201410296/1/R1.
Datum uitspraak: 12 augustus 2015
AFDELING
BESTUURSRECHTSPRAAK
Tussenuitspraak met toepassing van artikel 8:51d van de Algemene wet bestuursrecht (hierna: de Awb) in het geding tussen:
[appellant A] en [appellante B] (hierna tezamen en in enkelvoud: [appellant]), beiden wonend te De Lutte, gemeente Losser,
en
de raad van de gemeente Losser,
verweerder.
Procesverloop
Bij besluit van 21 oktober 2014 heeft de raad het bestemmingsplan "Bestemmingsplan buitengebied, partiële herziening Hengelmansweg 4 De Lutte" vastgesteld.
Tegen dit besluit heeft [appellant] beroep ingesteld.
De raad heeft een verweerschrift ingediend.
De zaak is door een meervoudige kamer van de Afdeling verwezen naar een enkelvoudige.
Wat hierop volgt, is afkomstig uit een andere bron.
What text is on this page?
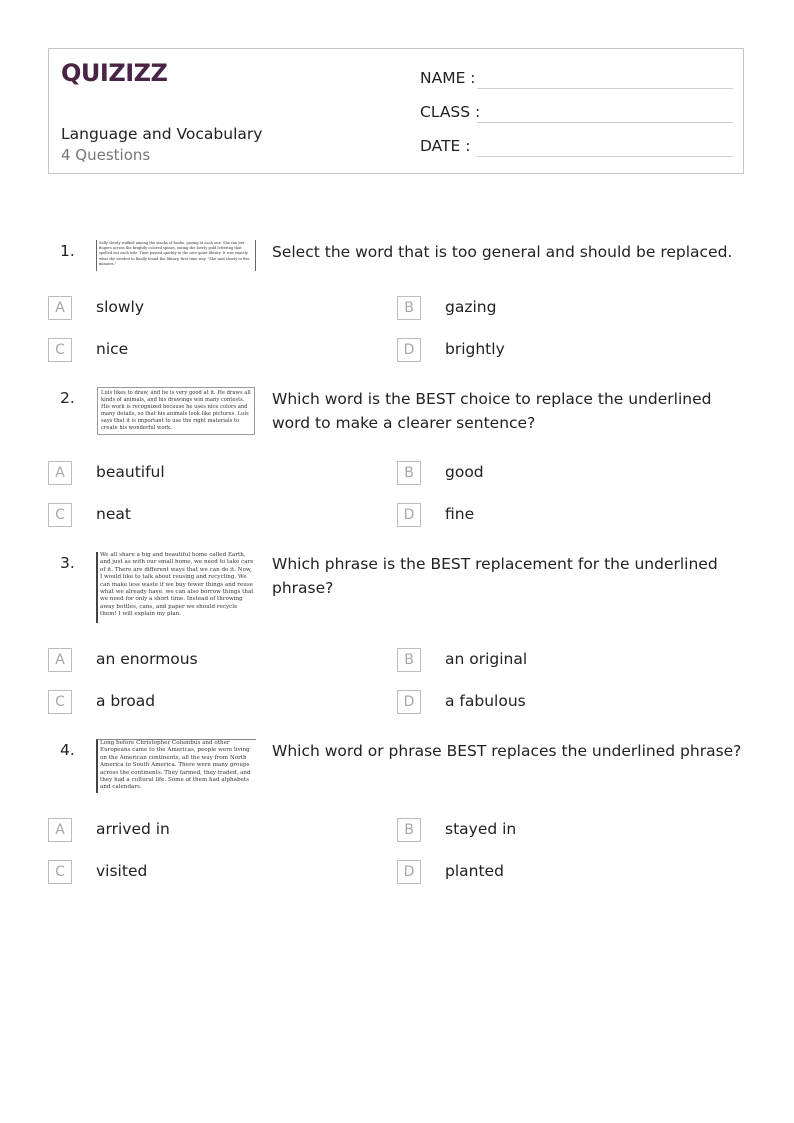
QUIZIZZ
Language and Vocabulary
4 Questions
NAME :
CLASS :
DATE :
1.	Sally slowly walked among the stacks of books, gazing at each one. She ran her fingers across the brightly colored spines, eating the lovely gold lettering that spelled out each title. Time passed quickly in the nice quiet library. It was exactly what she needed to finally found the library, first time way. "She said slowly to five minutes."
Select the word that is too general and should be replaced.
A	slowly	B	gazing
C	nice	D	brightly
2.	Luis likes to draw, and he is very good at it. He draws all kinds of animals, and his drawings win many contests. His work is recognized because he uses nice colors and many details, so that his animals look like pictures. Luis says that it is important to use the right materials to create his wonderful work.
Which word is the BEST choice to replace the underlined word to make a clearer sentence?
A	beautiful	B	good
C	neat	D	fine
3.	We all share a big and beautiful home called Earth, and just as with our small home, we need to take care of it. There are different ways that we can do it. Now, I would like to talk about reusing and recycling. We can make less waste if we buy fewer things and reuse what we already have. we can also borrow things that we need for only a short time. Instead of throwing away bottles, cans, and paper we should recycle them! I will explain my plan.
Which phrase is the BEST replacement for the underlined phrase?
A	an enormous	B	an original
C	a broad	D	a fabulous
4.	Long before Christopher Columbus and other Europeans came to the Americas, people were living on the American continents, all the way from North America to South America. There were many groups across the continents. They farmed, they traded, and they had a cultural life. Some of them had alphabets and calendars.
Which word or phrase BEST replaces the underlined phrase?
A	arrived in	B	stayed in
C	visited	D	planted
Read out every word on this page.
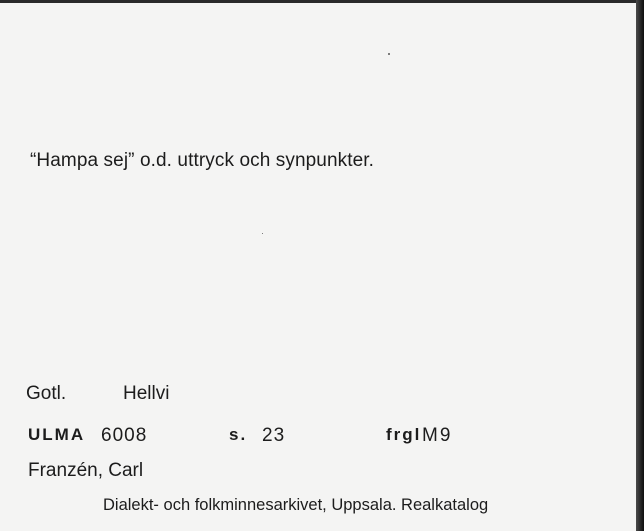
“Hampa sej” o.d. uttryck och synpunkter.
Gotl.	Hellvi
ULMA 6008	s. 23	frgl M9
Franzén, Carl
Dialekt- och folkminnesarkivet, Uppsala. Realkatalog
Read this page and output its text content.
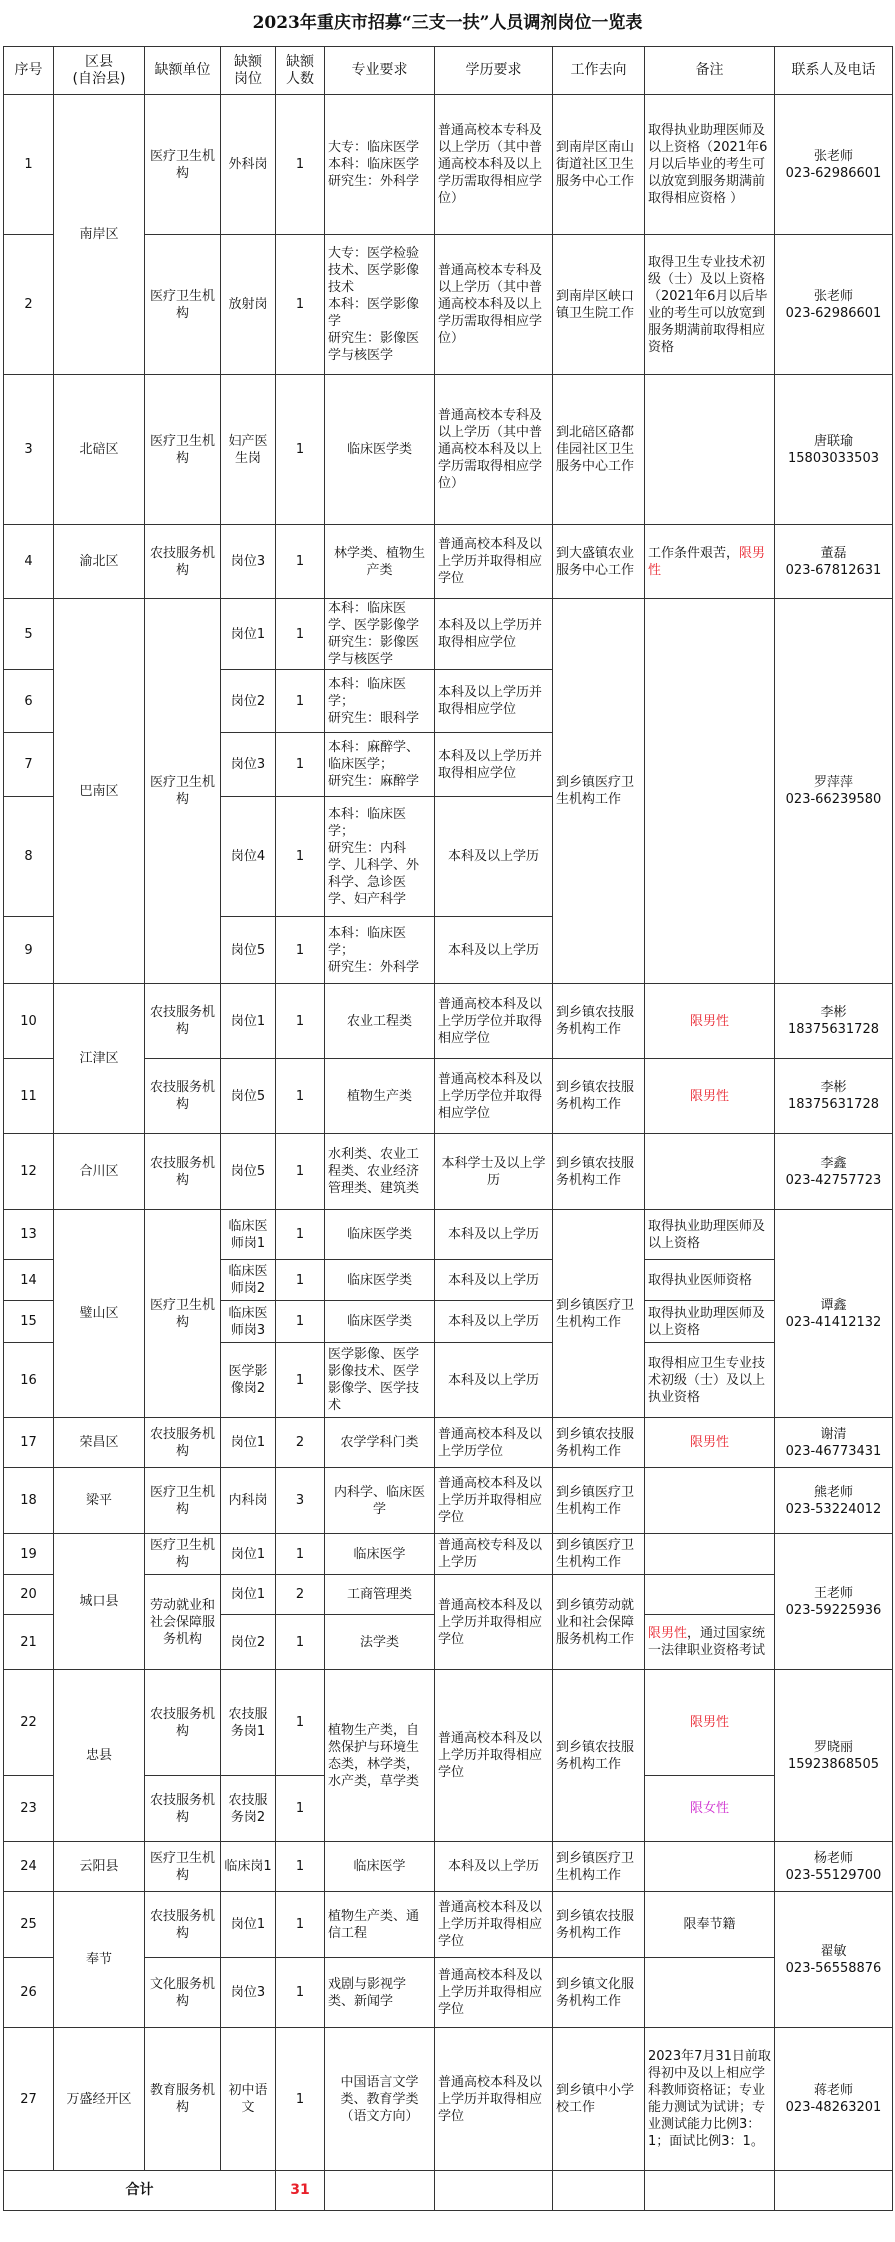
2023年重庆市招募“三支一扶”人员调剂岗位一览表
序号	区县
(自治县)	缺额单位	缺额
岗位	缺额
人数	专业要求	学历要求	工作去向	备注	联系人及电话
1	南岸区	医疗卫生机构	外科岗	1	大专：临床医学
本科：临床医学
研究生：外科学	普通高校本专科及以上学历（其中普通高校本科及以上学历需取得相应学位）	到南岸区南山街道社区卫生服务中心工作	取得执业助理医师及以上资格（2021年6月以后毕业的考生可以放宽到服务期满前取得相应资格 ）	张老师
023-62986601
2		医疗卫生机构	放射岗	1	大专：医学检验技术、医学影像技术
本科：医学影像学
研究生：影像医学与核医学	普通高校本专科及以上学历（其中普通高校本科及以上学历需取得相应学位）	到南岸区峡口镇卫生院工作	取得卫生专业技术初级（士）及以上资格（2021年6月以后毕业的考生可以放宽到服务期满前取得相应资格	张老师
023-62986601
3	北碚区	医疗卫生机构	妇产医生岗	1	临床医学类	普通高校本专科及以上学历（其中普通高校本科及以上学历需取得相应学位）	到北碚区硌都佳园社区卫生服务中心工作		唐联瑜
15803033503
4	渝北区	农技服务机构	岗位3	1	林学类、植物生产类	普通高校本科及以上学历并取得相应学位	到大盛镇农业服务中心工作	工作条件艰苦，限男性	董磊
023-67812631
5	巴南区	医疗卫生机构	岗位1	1	本科：临床医学、医学影像学
研究生：影像医学与核医学	本科及以上学历并取得相应学位	到乡镇医疗卫生机构工作		罗萍萍
023-66239580
6			岗位2	1	本科：临床医学；
研究生：眼科学	本科及以上学历并取得相应学位			
7			岗位3	1	本科：麻醉学、临床医学；
研究生：麻醉学	本科及以上学历并取得相应学位			
8			岗位4	1	本科：临床医学；
研究生：内科学、儿科学、外科学、急诊医学、妇产科学	本科及以上学历			
9			岗位5	1	本科：临床医学；
研究生：外科学	本科及以上学历			
10	江津区	农技服务机构	岗位1	1	农业工程类	普通高校本科及以上学历学位并取得相应学位	到乡镇农技服务机构工作	限男性	李彬
18375631728
11		农技服务机构	岗位5	1	植物生产类	普通高校本科及以上学历学位并取得相应学位	到乡镇农技服务机构工作	限男性	李彬
18375631728
12	合川区	农技服务机构	岗位5	1	水利类、农业工程类、农业经济管理类、建筑类	本科学士及以上学历	到乡镇农技服务机构工作		李鑫
023-42757723
13	璧山区	医疗卫生机构	临床医师岗1	1	临床医学类	本科及以上学历	到乡镇医疗卫生机构工作	取得执业助理医师及以上资格	谭鑫
023-41412132
14			临床医师岗2	1	临床医学类	本科及以上学历		取得执业医师资格	
15			临床医师岗3	1	临床医学类	本科及以上学历		取得执业助理医师及以上资格	
16			医学影像岗2	1	医学影像、医学影像技术、医学影像学、医学技术	本科及以上学历		取得相应卫生专业技术初级（士）及以上执业资格	
17	荣昌区	农技服务机构	岗位1	2	农学学科门类	普通高校本科及以上学历学位	到乡镇农技服务机构工作	限男性	谢清
023-46773431
18	梁平	医疗卫生机构	内科岗	3	内科学、临床医学	普通高校本科及以上学历并取得相应学位	到乡镇医疗卫生机构工作		熊老师
023-53224012
19	城口县	医疗卫生机构	岗位1	1	临床医学	普通高校专科及以上学历	到乡镇医疗卫生机构工作		王老师
023-59225936
20		劳动就业和社会保障服务机构	岗位1	2	工商管理类	普通高校本科及以上学历并取得相应学位	到乡镇劳动就业和社会保障服务机构工作		
21			岗位2	1	法学类			限男性，通过国家统一法律职业资格考试	
22	忠县	农技服务机构	农技服务岗1	1	植物生产类，自然保护与环境生态类，林学类，水产类，草学类	普通高校本科及以上学历并取得相应学位	到乡镇农技服务机构工作	限男性	罗晓丽
15923868505
23		农技服务机构	农技服务岗2	1				限女性	
24	云阳县	医疗卫生机构	临床岗1	1	临床医学	本科及以上学历	到乡镇医疗卫生机构工作		杨老师
023-55129700
25	奉节	农技服务机构	岗位1	1	植物生产类、通信工程	普通高校本科及以上学历并取得相应学位	到乡镇农技服务机构工作	限奉节籍	翟敏
023-56558876
26		文化服务机构	岗位3	1	戏剧与影视学类、新闻学	普通高校本科及以上学历并取得相应学位	到乡镇文化服务机构工作		
27	万盛经开区	教育服务机构	初中语文	1	中国语言文学类、教育学类（语文方向）	普通高校本科及以上学历并取得相应学位	到乡镇中小学校工作	2023年7月31日前取得初中及以上相应学科教师资格证；专业能力测试为试讲；专业测试能力比例3：1；面试比例3：1。	蒋老师
023-48263201
合计				31					
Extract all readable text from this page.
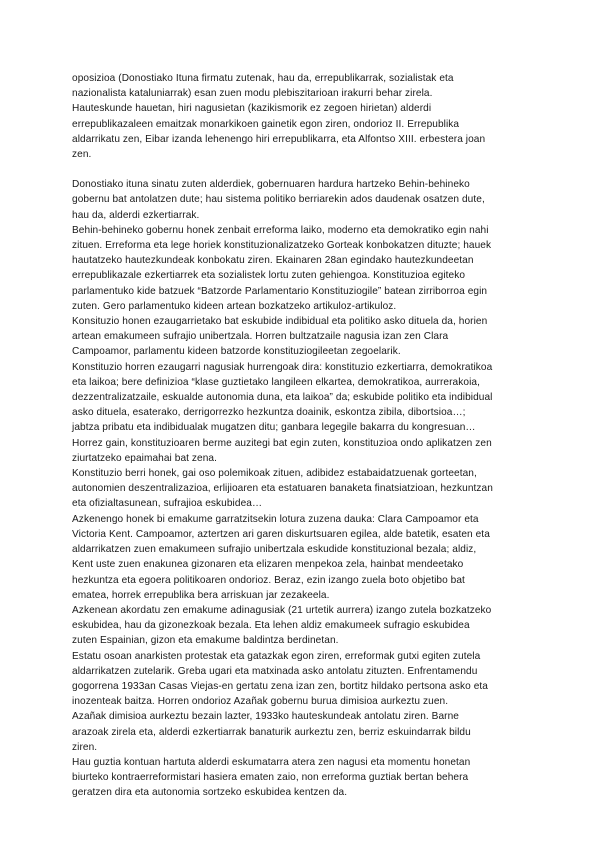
oposizioa (Donostiako Ituna firmatu zutenak, hau da, errepublikarrak, sozialistak eta
nazionalista kataluniarrak) esan zuen modu plebiszitarioan irakurri behar zirela.
Hauteskunde hauetan, hiri nagusietan (kazikismorik ez zegoen hirietan) alderdi
errepublikazaleen emaitzak monarkikoen gainetik egon ziren, ondorioz II. Errepublika
aldarrikatu zen, Eibar izanda lehenengo hiri errepublikarra, eta Alfontso XIII. erbestera joan
zen.

Donostiako ituna sinatu zuten alderdiek, gobernuaren hardura hartzeko Behin-behineko
gobernu bat antolatzen dute; hau sistema politiko berriarekin ados daudenak osatzen dute,
hau da, alderdi ezkertiarrak.

Behin-behineko gobernu honek zenbait erreforma laiko, moderno eta demokratiko egin nahi
zituen. Erreforma eta lege horiek konstituzionalizatzeko Gorteak konbokatzen dituzte; hauek
hautatzeko hautezkundeak konbokatu ziren. Ekainaren 28an egindako hautezkundeetan
errepublikazale ezkertiarrek eta sozialistek lortu zuten gehiengoa. Konstituzioa egiteko
parlamentuko kide batzuek “Batzorde Parlamentario Konstituziogile” batean zirriborroa egin
zuten. Gero parlamentuko kideen artean bozkatzeko artikuloz-artikuloz.

Konsituzio honen ezaugarrietako bat eskubide indibidual eta politiko asko dituela da, horien
artean emakumeen sufrajio unibertzala. Horren bultzatzaile nagusia izan zen Clara
Campoamor, parlamentu kideen batzorde konstituziogileetan zegoelarik.

Konstituzio horren ezaugarri nagusiak hurrengoak dira: konstituzio ezkertiarra, demokratikoa
eta laikoa; bere definizioa “klase guztietako langileen elkartea, demokratikoa, aurrerakoia,
dezzentralizatzaile, eskualde autonomia duna, eta laikoa” da; eskubide politiko eta indibidual
asko dituela, esaterako, derrigorrezko hezkuntza doainik, eskontza zibila, dibortsioa…;
jabtza pribatu eta indibidualak mugatzen ditu; ganbara legegile bakarra du kongresuan…

Horrez gain, konstituzioaren berme auzitegi bat egin zuten, konstituzioa ondo aplikatzen zen
ziurtatzeko epaimahai bat zena.

Konstituzio berri honek, gai oso polemikoak zituen, adibidez estabaidatzuenak gorteetan,
autonomien deszentralizazioa, erlijioaren eta estatuaren banaketa finatsiatzioan, hezkuntzan
eta ofizialtasunean, sufrajioa eskubidea…

Azkenengo honek bi emakume garratzitsekin lotura zuzena dauka: Clara Campoamor eta
Victoria Kent. Campoamor, aztertzen ari garen diskurtsuaren egilea, alde batetik, esaten eta
aldarrikatzen zuen emakumeen sufrajio unibertzala eskudide konstituzional bezala; aldiz,
Kent uste zuen enakunea gizonaren eta elizaren menpekoa zela, hainbat mendeetako
hezkuntza eta egoera politikoaren ondorioz. Beraz, ezin izango zuela boto objetibo bat
ematea, horrek errepublika bera arriskuan jar zezakeela.

Azkenean akordatu zen emakume adinagusiak (21 urtetik aurrera) izango zutela bozkatzeko
eskubidea, hau da gizonezkoak bezala. Eta lehen aldiz emakumeek sufragio eskubidea
zuten Espainian, gizon eta emakume baldintza berdinetan.

Estatu osoan anarkisten protestak eta gatazkak egon ziren, erreformak gutxi egiten zutela
aldarrikatzen zutelarik. Greba ugari eta matxinada asko antolatu zituzten. Enfrentamendu
gogorrena 1933an Casas Viejas-en gertatu zena izan zen, bortitz hildako pertsona asko eta
inozenteak baitza. Horren ondorioz Azañak gobernu burua dimisioa aurkeztu zuen.

Azañak dimisioa aurkeztu bezain lazter, 1933ko hauteskundeak antolatu ziren. Barne
arazoak zirela eta, alderdi ezkertiarrak banaturik aurkeztu zen, berriz eskuindarrak bildu
ziren.

Hau guztia kontuan hartuta alderdi eskumatarra atera zen nagusi eta momentu honetan
biurteko kontraerreformistari hasiera ematen zaio, non erreforma guztiak bertan behera
geratzen dira eta autonomia sortzeko eskubidea kentzen da.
De Afdeling heeft de zaak ter zitting behandeld op 9 juni 2015, waar [appellant], bijgestaan door mr. A.P. Voorham, werkzaam bij Stichting Univé Rechtshulp, en de raad, vertegenwoordigd door H.J.H. Sieverink en J.H.L. Snippert, beiden werkzaam bij de gemeente, zijn verschenen. Voorts is ter zitting [belanghebbende] als partij gehoord.
Overwegingen
1. Ingevolge artikel 8:51d van de Awb kan de Afdeling het bestuursorgaan opdragen een gebrek in het bestreden besluit te herstellen of te laten herstellen.
2. Ter zitting heeft [appellant] zijn beroepsgronden dat het plan niet voorziet in een behoefte en dat de economische uitvoerbaarheid van het plan niet vaststaat, ingetrokken.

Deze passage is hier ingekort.